ACSE Staff in Exclusive £5m Frontier Engineering Award

The University of Sheffield has just been awarded one of only five available EPSRC Frontiers of Engineering awards and staff from the Department of Automatic Control and Systems Engineering have played a key role in the application.

These Frontier awards are new innovative engineering projects which bring leading engineers and scientists together to address some of the major engineering challenges facing the world. The successful Sheffield project, worth £4.75m, involves Professor Steve Billings and Professor Visakan Kadirkamanathan from ACSE. Its entitled 'Modelling Complex and Partially Identified Engineering Problems - Application to the Individualised Multi-scale Simulation of the Musculoskeletal System'.

The aim of the project is to develop a modelling framework focused on the human musculoskeletal system but designed as a generic platform to address other engineering challenges that involve multi-scale modelling, unobservable states and variables, and uncertainty. The main objectives are:

    a) the development of a multi-scale model of the musculoskeletal system that describes the mechanobiological processes from the whole body (neuromuscular control and body dynamics) down to the cellular level (bone remodelling, mechanosensing);

    b) the creation of a multi-scale model from a partially identified input obtained by fusing a generic atlas of the anatomy, physiology, biology, and biomechanics for each individual.

This framework will be integrated into an efficient hypermodelling approach, numerically optimised at each scale level.
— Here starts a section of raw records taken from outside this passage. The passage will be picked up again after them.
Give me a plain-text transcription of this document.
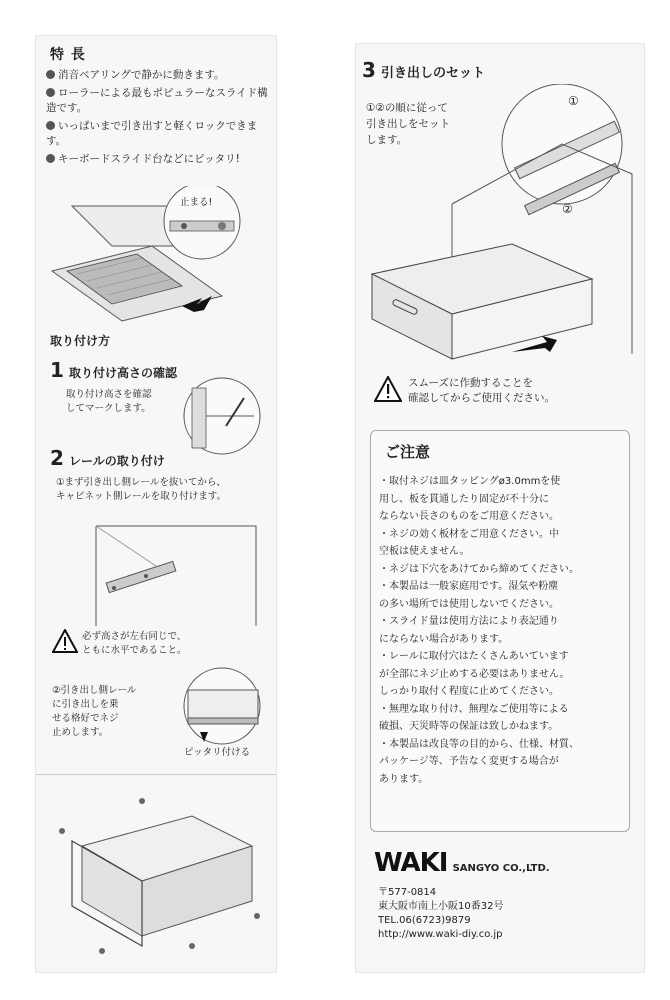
特 長
消音ベアリングで静かに動きます。
ローラーによる最もポピュラーなスライド構造です。
いっぱいまで引き出すと軽くロックできます。
キーボードスライド台などにピッタリ!
止まる!
取り付け方
1 取り付け高さの確認
取り付け高さを確認
してマークします。
2 レールの取り付け
①まず引き出し側レールを抜いてから、
キャビネット側レールを取り付けます。
必ず高さが左右同じで、
ともに水平であること。
②引き出し側レール
に引き出しを乗
せる格好でネジ
止めします。
ピッタリ付ける
3 引き出しのセット
①②の順に従って
引き出しをセット
します。
①
②
スムーズに作動することを
確認してからご使用ください。
ご注意
・取付ネジは皿タッピングø3.0mmを使
用し、板を貫通したり固定が不十分に
ならない長さのものをご用意ください。
・ネジの効く板材をご用意ください。中
空板は使えません。
・ネジは下穴をあけてから締めてください。
・本製品は一般家庭用です。湿気や粉塵
の多い場所では使用しないでください。
・スライド量は使用方法により表記通り
にならない場合があります。
・レールに取付穴はたくさんあいています
が全部にネジ止めする必要はありません。
しっかり取付く程度に止めてください。
・無理な取り付け、無理なご使用等による
破損、天災時等の保証は致しかねます。
・本製品は改良等の目的から、仕様、材質、
パッケージ等、予告なく変更する場合が
あります。
WAKI SANGYO CO.,LTD.
〒577-0814
東大阪市南上小阪10番32号
TEL.06(6723)9879
http://www.waki-diy.co.jp
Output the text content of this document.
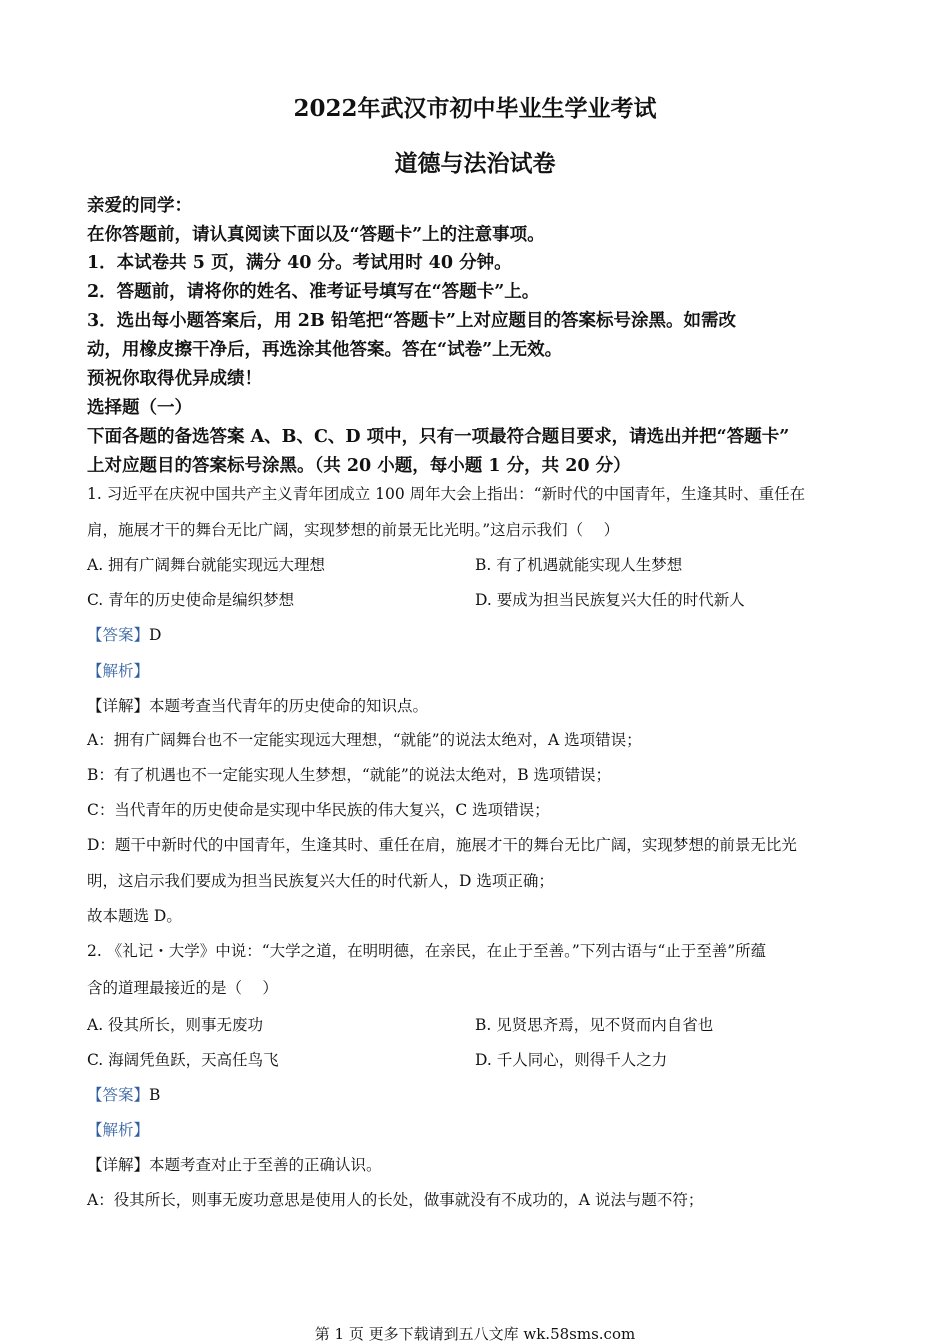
2022年武汉市初中毕业生学业考试
道德与法治试卷
亲爱的同学：
在你答题前，请认真阅读下面以及“答题卡”上的注意事项。
1．本试卷共 5 页，满分 40 分。考试用时 40 分钟。
2．答题前，请将你的姓名、准考证号填写在“答题卡”上。
3．选出每小题答案后，用 2B 铅笔把“答题卡”上对应题目的答案标号涂黑。如需改
动，用橡皮擦干净后，再选涂其他答案。答在“试卷”上无效。
预祝你取得优异成绩！
选择题（一）
下面各题的备选答案 A、B、C、D 项中，只有一项最符合题目要求，请选出并把“答题卡”
上对应题目的答案标号涂黑。（共 20 小题，每小题 1 分，共 20 分）
1. 习近平在庆祝中国共产主义青年团成立 100 周年大会上指出：“新时代的中国青年，生逢其时、重任在
肩，施展才干的舞台无比广阔，实现梦想的前景无比光明。”这启示我们（　 ）
A. 拥有广阔舞台就能实现远大理想	B. 有了机遇就能实现人生梦想
C. 青年的历史使命是编织梦想	D. 要成为担当民族复兴大任的时代新人
【答案】D
【解析】
【详解】本题考查当代青年的历史使命的知识点。
A：拥有广阔舞台也不一定能实现远大理想，“就能”的说法太绝对，A 选项错误；
B：有了机遇也不一定能实现人生梦想，“就能”的说法太绝对，B 选项错误；
C：当代青年的历史使命是实现中华民族的伟大复兴，C 选项错误；
D：题干中新时代的中国青年，生逢其时、重任在肩，施展才干的舞台无比广阔，实现梦想的前景无比光
明，这启示我们要成为担当民族复兴大任的时代新人，D 选项正确；
故本题选 D。
2. 《礼记・大学》中说：“大学之道，在明明德，在亲民，在止于至善。”下列古语与“止于至善”所蕴
含的道理最接近的是（　 ）
A. 役其所长，则事无废功	B. 见贤思齐焉，见不贤而内自省也
C. 海阔凭鱼跃，天高任鸟飞	D. 千人同心，则得千人之力
【答案】B
【解析】
【详解】本题考查对止于至善的正确认识。
A：役其所长，则事无废功意思是使用人的长处，做事就没有不成功的，A 说法与题不符；
第 1 页 更多下载请到五八文库 wk.58sms.com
Funding for the Frontiers of Engineering projects was announced by the UK's Minister for Universities and Science, David Willetts, at the first ever Global Grand Challenges Summit (GGCS) in London in March 2013. The event was organised by the Royal Academy of Engineering (RAEng), the US National Academy of Engineering and the Chinese Academy of Engineering. It was also supported by the Engineering and Physical Sciences Research Council (EPSRC) and other partners.

At the prestigious inaugural launch, Mr Willetts said: "Over the last two centuries engineering innovations have transformed lives, but we still face global challenges like tackling climate change, improving healthcare and meeting basic needs, like access to clean water. This significant investment recognises the vital role that the UK research base can have in providing solutions to these challenges."